In-depth structural analysis of lanthanoid coordination networks based on a flexible tripodal zwitterionic isonicotinate ligand

Abstract

Crystallizing metal–organic frameworks (MOFs) has been studied using a tripodal pyridinecarboxylic acid derivative ligand and selected lanthanoid salts. The zwitterionic ligand, 1,1′,1′′-((2,4,6-trimethylbenzene-1,3,5-triyl)tris(methylene))tris(pyridin-1-ium-4-carboxylate) (TTTPC) introduced as a bromide salt, forms coordination networks in aqueous environments and under ambient conditions with neodymium bromide, trifluoromethanesulfonate (OTf) or acetate (OAc). Seven structures are elucidated in detail using single crystal X-ray crystallography. TTTPC NdBr3, TTTPC NdBr2OTf, TTTPC NdBr(OTf)2 and TTTPC Nd(OTf)3 are porous 3D networks with similar ligand–metal and ligand–anion interactions, but with different anion distributions, coordination modes and/or crystal systems. Freshly prepared TTTPC NdBr2OAc is a porous 2D network, and otherwise has the same attributes, but it transforms into a 3D network upon drying. All network solids crystallize in the space group P[1 with combining macron] (# 2), except TTTPC NdBr(OTf)2 which crystallizes in P21/c (# 14). Compounds retain their crystallinity under vacuum, and a crystal structure for an evacuated sample of TTTPC NdBr2OTf is presented. Thermal analysis of network solids shows that upon heating, all solids exhibit solvent loss and withstand decomposition up to or over 300 °C. In addition to Nd networks, synthesis and crystal structures of several exactly or almost isostructural systems with other lanthanoids are presented.

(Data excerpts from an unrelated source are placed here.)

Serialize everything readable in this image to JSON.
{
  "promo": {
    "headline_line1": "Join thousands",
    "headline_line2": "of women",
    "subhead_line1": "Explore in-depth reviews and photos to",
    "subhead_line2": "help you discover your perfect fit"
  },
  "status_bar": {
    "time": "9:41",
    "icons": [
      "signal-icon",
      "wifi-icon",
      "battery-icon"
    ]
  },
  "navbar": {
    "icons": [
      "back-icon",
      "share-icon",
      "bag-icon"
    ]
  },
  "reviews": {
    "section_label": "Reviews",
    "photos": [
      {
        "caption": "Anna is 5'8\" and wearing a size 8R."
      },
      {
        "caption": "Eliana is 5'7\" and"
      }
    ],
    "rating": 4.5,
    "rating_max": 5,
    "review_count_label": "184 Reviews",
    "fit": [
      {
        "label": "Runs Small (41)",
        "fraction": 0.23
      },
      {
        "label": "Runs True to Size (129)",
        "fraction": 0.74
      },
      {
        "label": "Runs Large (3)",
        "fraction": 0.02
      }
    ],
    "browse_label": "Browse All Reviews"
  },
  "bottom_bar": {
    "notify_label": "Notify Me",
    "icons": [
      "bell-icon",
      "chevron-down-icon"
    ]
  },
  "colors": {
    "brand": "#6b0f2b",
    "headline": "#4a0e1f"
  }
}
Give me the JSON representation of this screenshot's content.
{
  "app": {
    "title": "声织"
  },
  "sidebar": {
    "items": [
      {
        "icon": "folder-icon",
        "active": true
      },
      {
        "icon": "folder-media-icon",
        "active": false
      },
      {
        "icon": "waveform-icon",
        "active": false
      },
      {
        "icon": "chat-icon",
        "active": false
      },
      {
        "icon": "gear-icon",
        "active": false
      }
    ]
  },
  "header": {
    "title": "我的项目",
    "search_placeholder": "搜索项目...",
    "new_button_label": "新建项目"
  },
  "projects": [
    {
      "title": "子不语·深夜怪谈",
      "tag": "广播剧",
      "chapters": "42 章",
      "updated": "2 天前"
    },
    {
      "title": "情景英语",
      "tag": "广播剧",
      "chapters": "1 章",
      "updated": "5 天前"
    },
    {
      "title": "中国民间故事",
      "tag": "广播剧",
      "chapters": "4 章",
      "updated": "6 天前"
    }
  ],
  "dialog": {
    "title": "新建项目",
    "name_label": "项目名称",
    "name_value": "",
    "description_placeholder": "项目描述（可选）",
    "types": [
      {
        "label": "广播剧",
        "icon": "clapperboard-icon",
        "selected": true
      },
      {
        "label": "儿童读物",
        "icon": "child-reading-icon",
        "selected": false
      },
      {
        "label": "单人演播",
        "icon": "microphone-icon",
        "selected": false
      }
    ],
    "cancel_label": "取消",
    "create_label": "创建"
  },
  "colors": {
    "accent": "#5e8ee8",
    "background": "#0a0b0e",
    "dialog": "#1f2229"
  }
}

These include TTTPC YbBr3, TTTPC LnBr2OTf (Ln = La, Sm, Eu, Gd and Tb), TTTPC LnBr(OTf)2 (Ln = Sm, Eu, and Tb), TTTPC Yb(OTf)3 and TTTPC2Sm2(OTf)6. The synthesis and crystal structures of Ln(NO3)3 (Ln = La, Nd, and Y) are also briefly discussed as a separate, yet similar, system. Finally, a revised crystal structure of the protonated bromide TTTPC ligand, H2.5TTTPC, is suggested.